Alors, c'était ainsi que sa vie allait se terminer ? Mais pouvait-elle vraiment parler de « vie » dans son cas ? « Existence » n'était-il pas un terme plus approprié ? Qu'importait. Finalement, Airi avait été incapable de mener à bien sa mission. Elle n'avait rien appris sur les humains, et sur le fonctionnement de leur cœur. Maccafi avait raison. Elle était, et restait une machine qui, en surpassant le programme Asimov, s'était crue humaine pendant quelques mois. Par sa faute, Turing allait mourir, et plus aucun AIntelect n'aurait la chance d'aider l'humanité comme elle l'avait fait.
Airi voulait pleurer, mais elle ne possédait pas de glande lacrymale, ni même un quelconque liquide qui aurait pu lui permettre de se sentir un minimum humaine. En elle, il n'y avait plus qu'un immense vide, et l'envie que tout ceci se termine.
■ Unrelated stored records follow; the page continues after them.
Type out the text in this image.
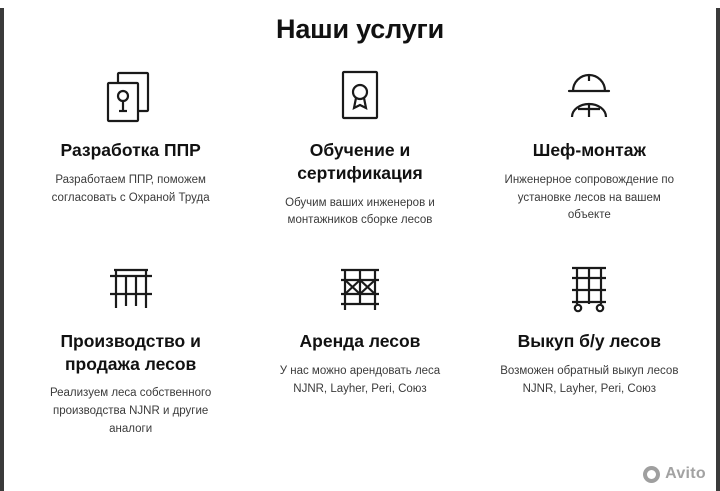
Наши услуги
Разработка ППР
Разработаем ППР, поможем согласовать с Охраной Труда
Обучение и сертификация
Обучим ваших инженеров и монтажников сборке лесов
Шеф-монтаж
Инженерное сопровождение по установке лесов на вашем объекте
Производство и продажа лесов
Реализуем леса собственного производства NJNR и другие аналоги
Аренда лесов
У нас можно арендовать леса NJNR, Layher, Peri, Союз
Выкуп б/у лесов
Возможен обратный выкуп лесов NJNR, Layher, Peri, Союз
Avito
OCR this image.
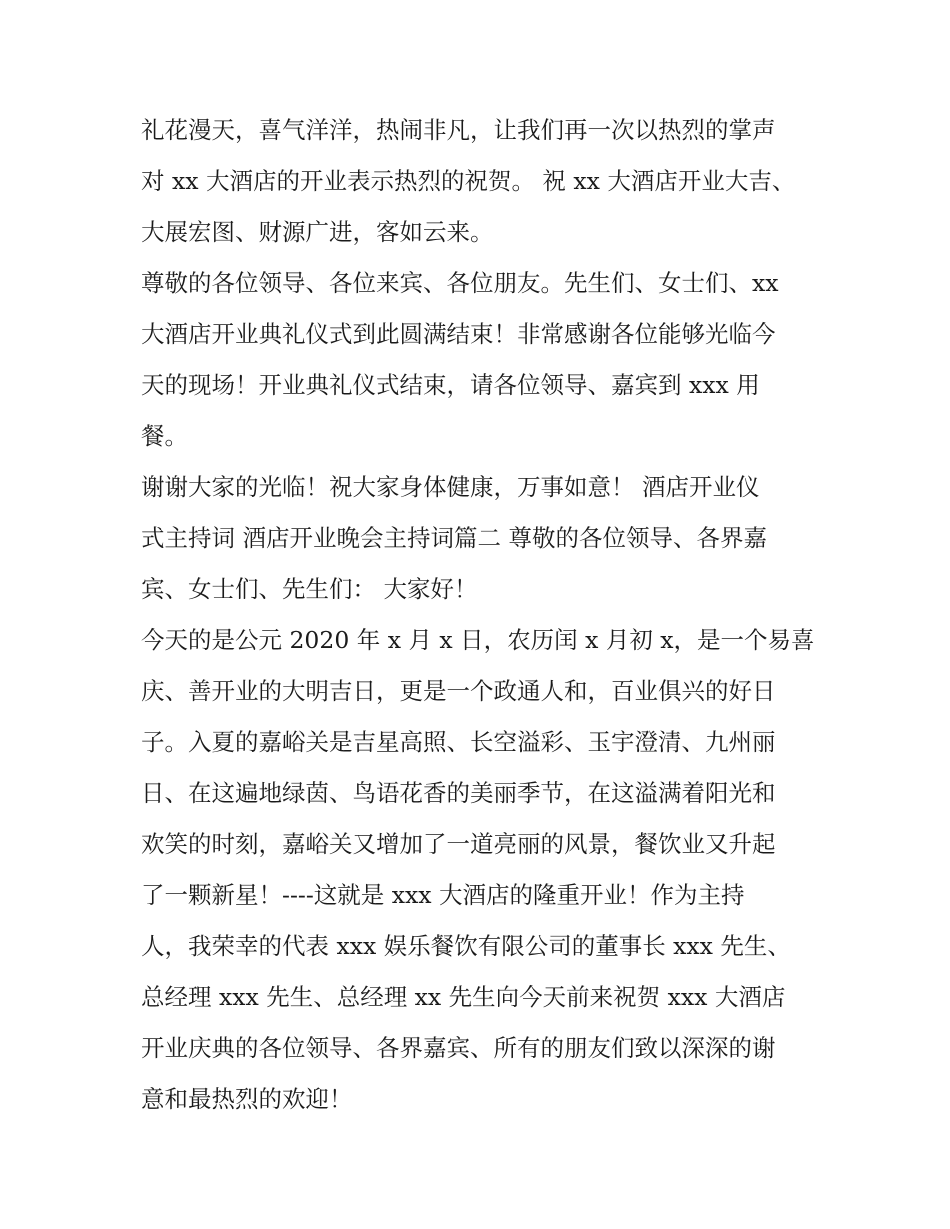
礼花漫天，喜气洋洋，热闹非凡，让我们再一次以热烈的掌声
对 xx 大酒店的开业表示热烈的祝贺。 祝 xx 大酒店开业大吉、
大展宏图、财源广进，客如云来。
尊敬的各位领导、各位来宾、各位朋友。先生们、女士们、xx
大酒店开业典礼仪式到此圆满结束！非常感谢各位能够光临今
天的现场！开业典礼仪式结束，请各位领导、嘉宾到 xxx 用
餐。
谢谢大家的光临！祝大家身体健康，万事如意！ 酒店开业仪
式主持词 酒店开业晚会主持词篇二 尊敬的各位领导、各界嘉
宾、女士们、先生们： 大家好！
今天的是公元 2020 年 x 月 x 日，农历闰 x 月初 x，是一个易喜
庆、善开业的大明吉日，更是一个政通人和，百业俱兴的好日
子。入夏的嘉峪关是吉星高照、长空溢彩、玉宇澄清、九州丽
日、在这遍地绿茵、鸟语花香的美丽季节，在这溢满着阳光和
欢笑的时刻，嘉峪关又增加了一道亮丽的风景，餐饮业又升起
了一颗新星！----这就是 xxx 大酒店的隆重开业！作为主持
人，我荣幸的代表 xxx 娱乐餐饮有限公司的董事长 xxx 先生、
总经理 xxx 先生、总经理 xx 先生向今天前来祝贺 xxx 大酒店
开业庆典的各位领导、各界嘉宾、所有的朋友们致以深深的谢
意和最热烈的欢迎！
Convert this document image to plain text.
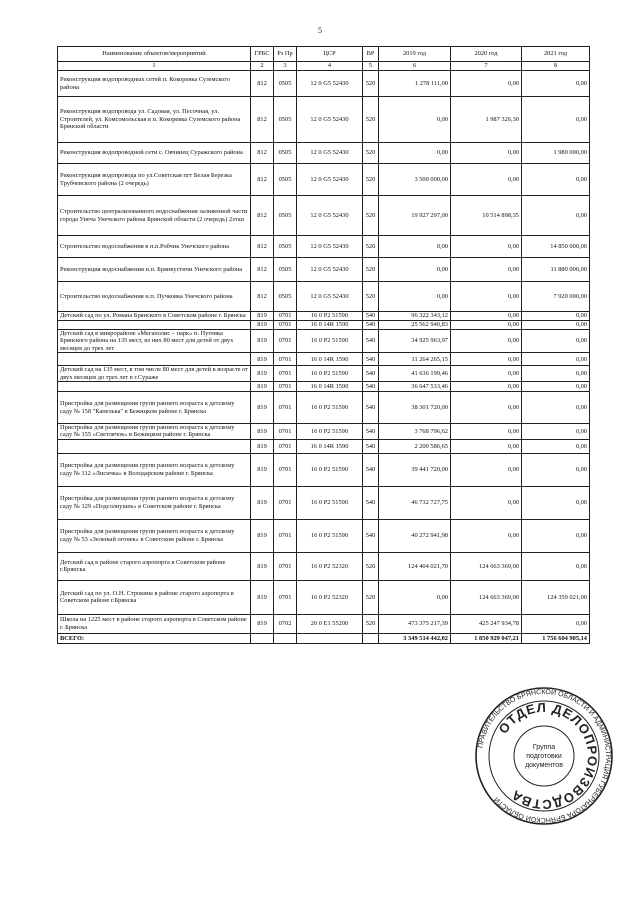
5
Наименование объектов/мероприятий	ГРБС	Рз Пр	ЦСР	ВР	2019 год	2020 год	2021 год
1	2	3	4	5	6	7	8
Реконструкция водопроводных сетей п. Кокоревка Суземского района	812	0505	12 0 G5 52430	520	1 278 111,00	0,00	0,00
Реконструкция водопровода ул. Садовая, ул. Песочная, ул. Строителей, ул. Комсомольская в п. Кокоревка Суземского района Брянской области	812	0505	12 0 G5 52430	520	0,00	1 987 326,30	0,00
Реконструкция водопроводной сети с. Овчинец Суражского района	812	0505	12 0 G5 52430	520	0,00	0,00	1 980 000,00
Реконструкция водопровода по ул.Советская пгт Белая Березка Трубчевского района (2 очередь)	812	0505	12 0 G5 52430	520	3 500 000,00	0,00	0,00
Строительство централизованного водоснабжения заливенной части города Унеча Унечского района Брянской области (2 очередь) 2этап	812	0505	12 0 G5 52430	520	19 927 297,00	10 514 898,35	0,00
Строительство водоснабжения в н.п.Робчик Унечского района	812	0505	12 0 G5 52430	520	0,00	0,00	14 850 000,00
Реконструкция водоснабжения н.п. Брянкустичи Унечского района	812	0505	12 0 G5 52430	520	0,00	0,00	11 880 000,00
Строительство водоснабжения н.п. Пучковка Унечского района	812	0505	12 0 G5 52430	520	0,00	0,00	7 920 000,00
Детский сад по ул. Романа Брянского в Советском районе г. Брянска	819	0701	16 0 P2 51590	540	96 322 343,12	0,00	0,00
	819	0701	16 0 14R 1590	540	25 562 940,83	0,00	0,00
Детский сад в микрорайоне «Мегаполис – парк» п. Путевка Брянского района на 135 мест, из них 80 мест для детей от двух месяцев до трех лет	819	0701	16 0 P2 51590	540	34 925 963,97	0,00	0,00
	819	0701	16 0 14R 1590	540	11 264 265,15	0,00	0,00
Детский сад на 135 мест, в том числе 80 мест для детей в возрасте от двух месяцев до трех лет в г.Сураже	819	0701	16 0 P2 51590	540	41 636 199,46	0,00	0,00
	819	0701	16 0 14R 1590	540	36 647 533,46	0,00	0,00
Пристройка для размещения групп раннего возраста к детскому саду № 158 "Капелька" в Бежицком районе г. Брянска	819	0701	16 0 P2 51590	540	38 301 720,00	0,00	0,00
Пристройка для размещения групп раннего возраста к детскому саду № 155 «Светлячок» в Бежицком районе г. Брянска	819	0701	16 0 P2 51590	540	3 768 796,62	0,00	0,00
	819	0701	16 0 14R 1590	540	2 200 586,65	0,00	0,00
Пристройка для размещения групп раннего возраста к детскому саду № 112 «Лисичка» в Володарском районе г. Брянска	819	0701	16 0 P2 51590	540	39 441 720,00	0,00	0,00
Пристройка для размещения групп раннего возраста к детскому саду № 129 «Подсолнушек» в Советском районе г. Брянска	819	0701	16 0 P2 51590	540	46 732 727,75	0,00	0,00
Пристройка для размещения групп раннего возраста к детскому саду № 53 «Зеленый огонек» в Советском районе г. Брянска	819	0701	16 0 P2 51590	540	40 272 941,98	0,00	0,00
Детский сад в районе старого аэропорта в Советском районе г.Брянска	819	0701	16 0 P2 52320	520	124 404 021,70	124 663 369,00	0,00
Детский сад по ул. О.Н. Строкина в районе старого аэропорта в Советском районе г.Брянска	819	0701	16 0 P2 52320	520	0,00	124 663 369,00	124 359 021,00
Школа на 1225 мест в районе старого аэропорта в Советском районе г. Брянска	819	0702	20 0 E1 55200	520	473 375 217,39	425 247 934,78	0,00
ВСЕГО:					3 349 514 442,02	1 850 929 047,21	1 756 604 905,14
ПРАВИТЕЛЬСТВО БРЯНСКОЙ ОБЛАСТИ И АДМИНИСТРАЦИЯ ГУБЕРНАТОРА БРЯНСКОЙ ОБЛАСТИ
ОТДЕЛ ДЕЛОПРОИЗВОДСТВА
Группа
подготовки
документов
Était-ce cela que les hommes appelaient « désespoir » ?
Soudain, une quinte de toux réactiva les fonctions d'Airi. Turing était vivant ! Il était encore temps de le sauver ! Mais, comment procéder ? Le corps de l'androïde était en miettes. Son adversaire, lui, était en pleine possession de ses moyens. Si elle tentait de se débattre, il allait la broyer.
Points de vie : 1. Activation de la capacité spéciale : Sword of the Last Stand. Durée : 10 minutes.
La voix du système interne d'Airi résonna dans sa tête. Dans son champ de vision, un compte à rebours s'afficha. Ses facultés physiques et mentales revinrent à leur maximum, et même plus. Tous les limiteurs, qui permettaient aux AIntelects de contrôler leur force pour s'adapter aux humains, avaient sauté.
La chercheuse poussa un cri de rage, et, d'un revers de la main, trancha le bras robotique de son agresseur. Un liquide noirâtre et poisseux gicla sur son visage. De l'essence. Maccafi hurla de douleur. Il recula rapidement, abasourdi et totalement pris au dépourvu par cette riposte soudaine. En face de lui, il n'avait plus une simple AIntelect de bureau. Ses capteurs oculaires avaient viré au rouge vif, de même que son squelette métallique, qui luisait d'un sinistre halo écarlate dans la pénombre, telle une aura. Debout au milieu des flammes, elle ressemblait à un démon mécanique. Airi s'était transformée en machine de guerre, prête à anéantir tout ce qui se trouvait sur son chemin.